Consideration of the future was always about how to try and extend those
moments for as long as possible, because when they happen they feel truly amazing.
"On a political level, the serial began with Harold Wilson's election campaign of 1964, and it was finally scheduled to be broadcast at a time when the country was once again poised to restore an idealistic, revitalised Labour party to power.
The cycle of positivty leading to seemingly inevitable cynicism may be Flannery's way of predicting the ultimate demise of traditional idealology as the driving force of British politics. This is an assumption that would have seemed unthinkable when the play was originally written, but now seems a realistic possibility in light of 13 years of New Labour and a Conservative/Liberal Democrat coalition.

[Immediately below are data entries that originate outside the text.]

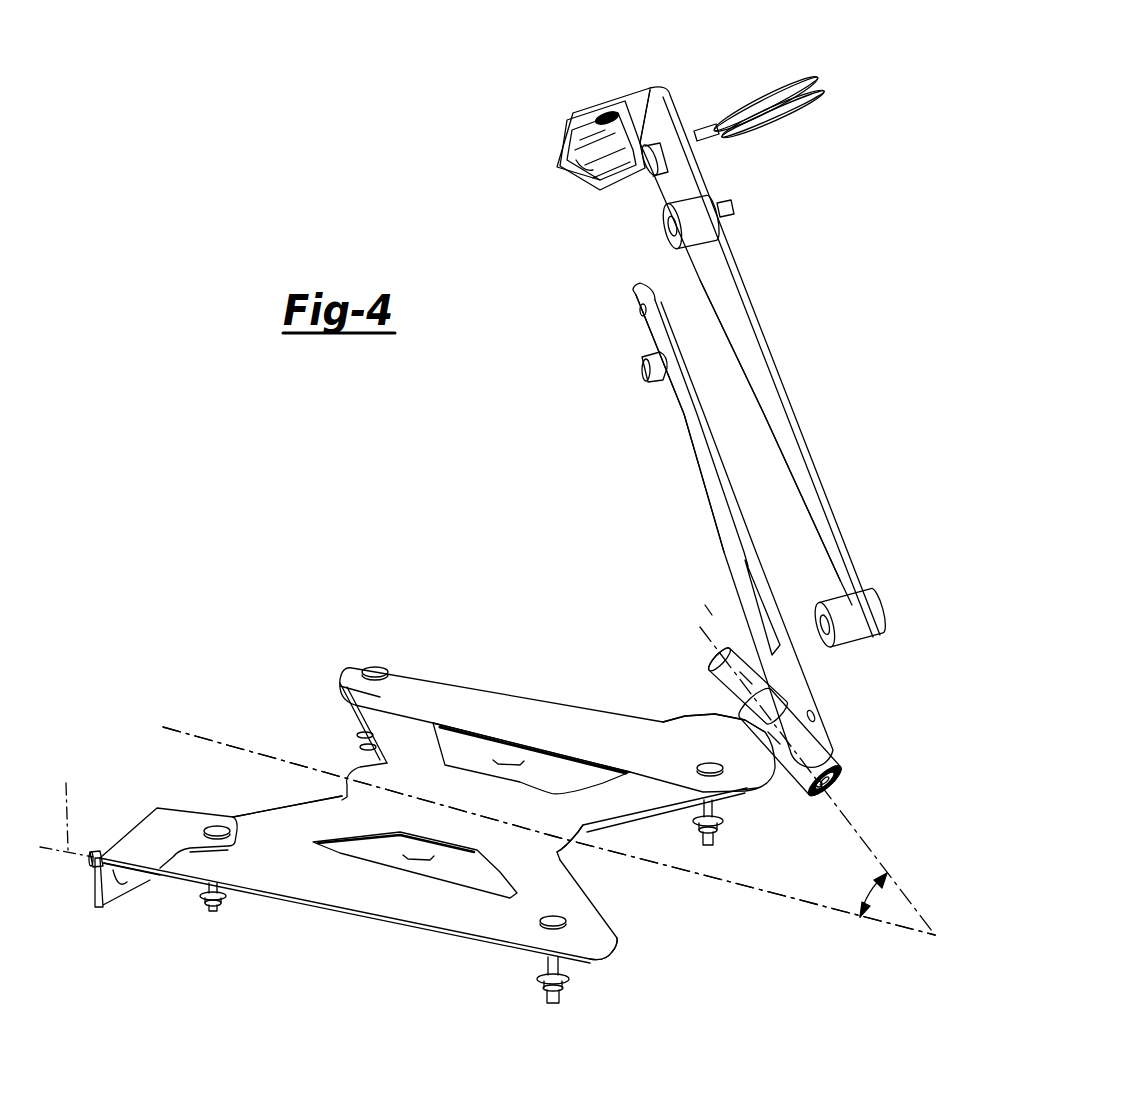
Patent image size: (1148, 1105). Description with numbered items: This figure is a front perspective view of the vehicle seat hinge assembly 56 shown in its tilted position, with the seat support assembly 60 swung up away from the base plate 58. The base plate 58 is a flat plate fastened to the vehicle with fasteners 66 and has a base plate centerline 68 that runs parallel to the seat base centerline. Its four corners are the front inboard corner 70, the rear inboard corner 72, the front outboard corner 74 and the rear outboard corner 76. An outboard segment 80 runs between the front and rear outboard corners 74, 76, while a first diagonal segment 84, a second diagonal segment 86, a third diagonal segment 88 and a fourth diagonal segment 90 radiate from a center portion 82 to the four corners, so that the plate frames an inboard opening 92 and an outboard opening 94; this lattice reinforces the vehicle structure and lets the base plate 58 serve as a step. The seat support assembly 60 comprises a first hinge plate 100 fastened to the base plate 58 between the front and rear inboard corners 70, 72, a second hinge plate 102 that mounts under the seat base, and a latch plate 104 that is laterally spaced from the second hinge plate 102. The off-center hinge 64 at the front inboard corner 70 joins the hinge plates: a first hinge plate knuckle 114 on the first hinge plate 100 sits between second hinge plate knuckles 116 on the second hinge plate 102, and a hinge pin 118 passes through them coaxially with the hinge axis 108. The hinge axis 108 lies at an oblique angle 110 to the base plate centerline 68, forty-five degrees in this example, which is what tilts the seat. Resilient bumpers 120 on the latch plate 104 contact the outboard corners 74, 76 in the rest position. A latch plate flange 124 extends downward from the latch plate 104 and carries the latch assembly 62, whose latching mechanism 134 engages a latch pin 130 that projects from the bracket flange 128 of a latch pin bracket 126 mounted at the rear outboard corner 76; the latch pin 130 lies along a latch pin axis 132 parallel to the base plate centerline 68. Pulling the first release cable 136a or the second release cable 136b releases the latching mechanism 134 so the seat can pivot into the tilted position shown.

The vehicle seat hinge assembly 56 is at (489, 536).
The base plate 58 is at (407, 794).
The seat support assembly 60 is at (820, 302).
The latch assembly 62 is at (572, 178).
The off-center hinge 64 is at (753, 704).
The fasteners 66 is at (375, 667).
The base plate centerline 68 is at (212, 738).
The front inboard corner 70 is at (752, 787).
The rear inboard corner 72 is at (360, 707).
The front outboard corner 74 is at (618, 942).
The rear outboard corner 76 is at (178, 868).
The outboard segment 80 is at (353, 897).
The center portion 82 is at (468, 798).
The first diagonal segment 84 is at (613, 812).
The second diagonal segment 86 is at (407, 737).
The third diagonal segment 88 is at (563, 877).
The fourth diagonal segment 90 is at (313, 828).
The inboard opening 92 is at (512, 760).
The outboard opening 94 is at (420, 845).
The first hinge plate 100 is at (475, 693).
The second hinge plate 102 is at (705, 479).
The latch plate 104 is at (768, 402).
The hinge axis 108 is at (880, 860).
The oblique angle 110 is at (867, 882).
The first hinge plate knuckle 114 is at (763, 722).
The second hinge plate knuckles 116 is at (718, 677).
The hinge pin 118 is at (838, 787).
The bumpers 120 is at (700, 243).
The latch plate flange 124 is at (645, 113).
The latch pin bracket 126 is at (160, 828).
The bracket flange 128 is at (120, 887).
The latch pin 130 is at (93, 852).
The latch pin axis 132 is at (66, 804).
The latching mechanism 134 is at (575, 165).
The first release cable 136a is at (827, 90).
The second release cable 136b is at (814, 75).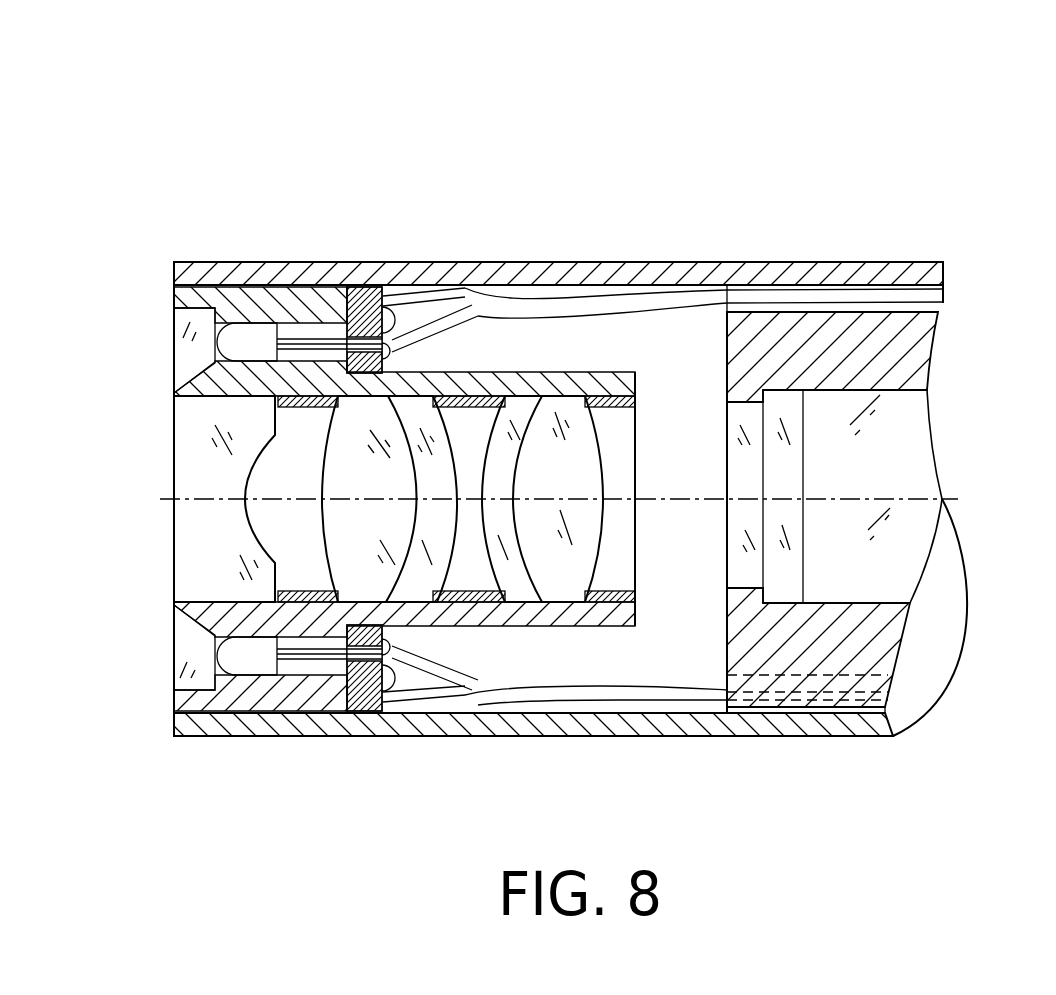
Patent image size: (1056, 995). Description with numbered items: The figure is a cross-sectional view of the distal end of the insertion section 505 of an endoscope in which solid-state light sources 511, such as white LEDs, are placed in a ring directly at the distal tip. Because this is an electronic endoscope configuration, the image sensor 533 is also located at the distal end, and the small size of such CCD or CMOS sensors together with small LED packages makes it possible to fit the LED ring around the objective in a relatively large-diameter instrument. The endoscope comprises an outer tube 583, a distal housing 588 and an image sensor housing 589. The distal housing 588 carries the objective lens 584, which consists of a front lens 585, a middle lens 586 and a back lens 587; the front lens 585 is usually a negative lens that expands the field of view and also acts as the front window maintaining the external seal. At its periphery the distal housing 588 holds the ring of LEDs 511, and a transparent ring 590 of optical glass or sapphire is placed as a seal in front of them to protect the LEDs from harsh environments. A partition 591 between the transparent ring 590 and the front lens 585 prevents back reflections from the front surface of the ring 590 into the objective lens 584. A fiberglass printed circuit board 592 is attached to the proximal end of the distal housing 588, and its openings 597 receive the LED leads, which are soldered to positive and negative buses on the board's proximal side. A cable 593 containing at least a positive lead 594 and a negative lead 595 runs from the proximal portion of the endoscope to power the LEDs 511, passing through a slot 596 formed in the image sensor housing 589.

The insertion section 505 is at (842, 130).
The solid-state light sources 511 is at (247, 328).
The image sensor 533 is at (805, 465).
The outer tube 583 is at (278, 732).
The objective lens 584 is at (110, 603).
The front lens 585 is at (170, 435).
The middle lens 586 is at (450, 427).
The back lens 587 is at (600, 434).
The distal housing 588 is at (215, 695).
The image sensor housing 589 is at (915, 350).
The transparent ring 590 is at (172, 660).
The partition 591 is at (178, 598).
The fiberglass printed circuit board 592 is at (366, 288).
The cable 593 is at (606, 290).
The positive lead 594 is at (441, 292).
The negative lead 595 is at (440, 352).
The slot 596 is at (913, 275).
The openings 597 is at (365, 700).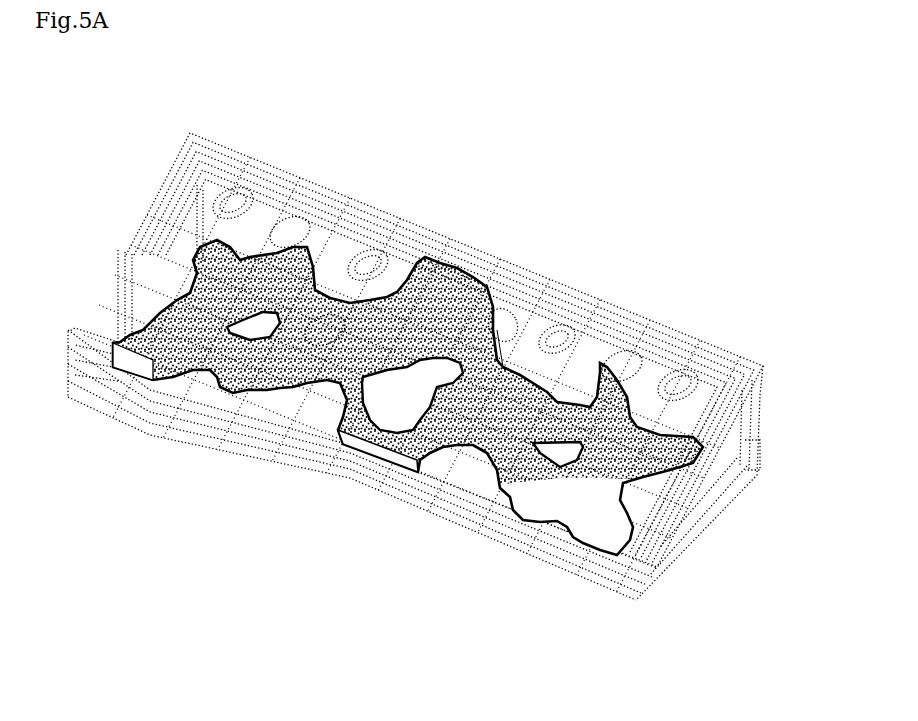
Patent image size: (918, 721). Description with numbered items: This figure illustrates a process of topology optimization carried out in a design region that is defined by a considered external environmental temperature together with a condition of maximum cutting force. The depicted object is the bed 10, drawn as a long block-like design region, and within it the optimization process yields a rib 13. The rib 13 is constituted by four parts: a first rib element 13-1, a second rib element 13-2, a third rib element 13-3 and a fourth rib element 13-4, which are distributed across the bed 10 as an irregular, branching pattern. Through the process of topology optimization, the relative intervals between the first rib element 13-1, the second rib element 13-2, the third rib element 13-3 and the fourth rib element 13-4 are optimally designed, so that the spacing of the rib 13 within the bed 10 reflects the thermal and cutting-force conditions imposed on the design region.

The bed 10 is at (313, 168).
The rib 13 is at (447, 263).
The first rib element 13-1 is at (200, 330).
The second rib element 13-2 is at (303, 320).
The third rib element 13-3 is at (503, 365).
The fourth rib element 13-4 is at (578, 495).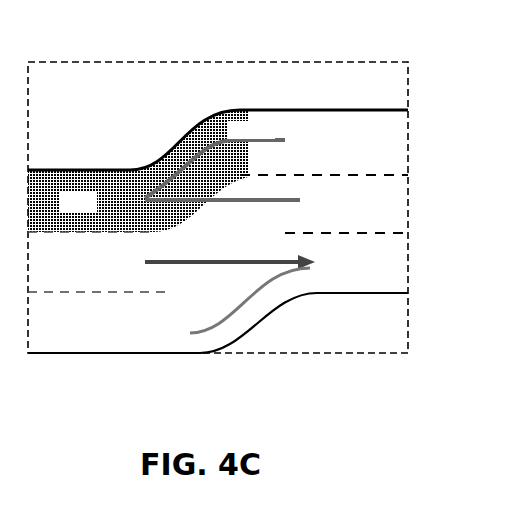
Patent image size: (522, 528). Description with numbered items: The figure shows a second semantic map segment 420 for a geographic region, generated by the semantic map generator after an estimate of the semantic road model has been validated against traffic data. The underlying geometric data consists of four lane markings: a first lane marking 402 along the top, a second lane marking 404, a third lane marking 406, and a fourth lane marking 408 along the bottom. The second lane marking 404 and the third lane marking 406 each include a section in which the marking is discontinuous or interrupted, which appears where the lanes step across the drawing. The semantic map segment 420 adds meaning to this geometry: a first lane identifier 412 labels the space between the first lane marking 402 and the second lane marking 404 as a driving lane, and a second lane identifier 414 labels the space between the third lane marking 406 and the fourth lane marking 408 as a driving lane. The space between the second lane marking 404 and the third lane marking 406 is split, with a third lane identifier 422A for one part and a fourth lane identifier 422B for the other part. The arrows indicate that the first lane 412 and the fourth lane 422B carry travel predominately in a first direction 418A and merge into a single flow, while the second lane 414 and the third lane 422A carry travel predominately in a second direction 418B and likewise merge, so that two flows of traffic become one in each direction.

The second semantic map segment 420 is at (338, 62).
The first lane marking 402 is at (290, 108).
The second lane marking 404 is at (308, 175).
The third lane marking 406 is at (288, 233).
The fourth lane marking 408 is at (343, 293).
The first lane identifier 412 is at (218, 171).
The second lane identifier 414 is at (77, 318).
The first direction 418A is at (213, 162).
The second direction 418B is at (208, 262).
The third lane identifier 422A is at (124, 223).
The fourth lane identifier 422B is at (367, 205).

In 1996 Flannery admitted he would be voting for Tony Blair's New Labour in the forthcoming election. "I'd love to believe that a New Labour victory would start a clean-up in politics, but I'm afraid they'll be trapped by the very institutions that support them."
The lasting message of Flannery's serial is, however, clear and positive: betrayals by our institutions and politicians may be inevitable, but the society built on friendship surpasses and transcends them all."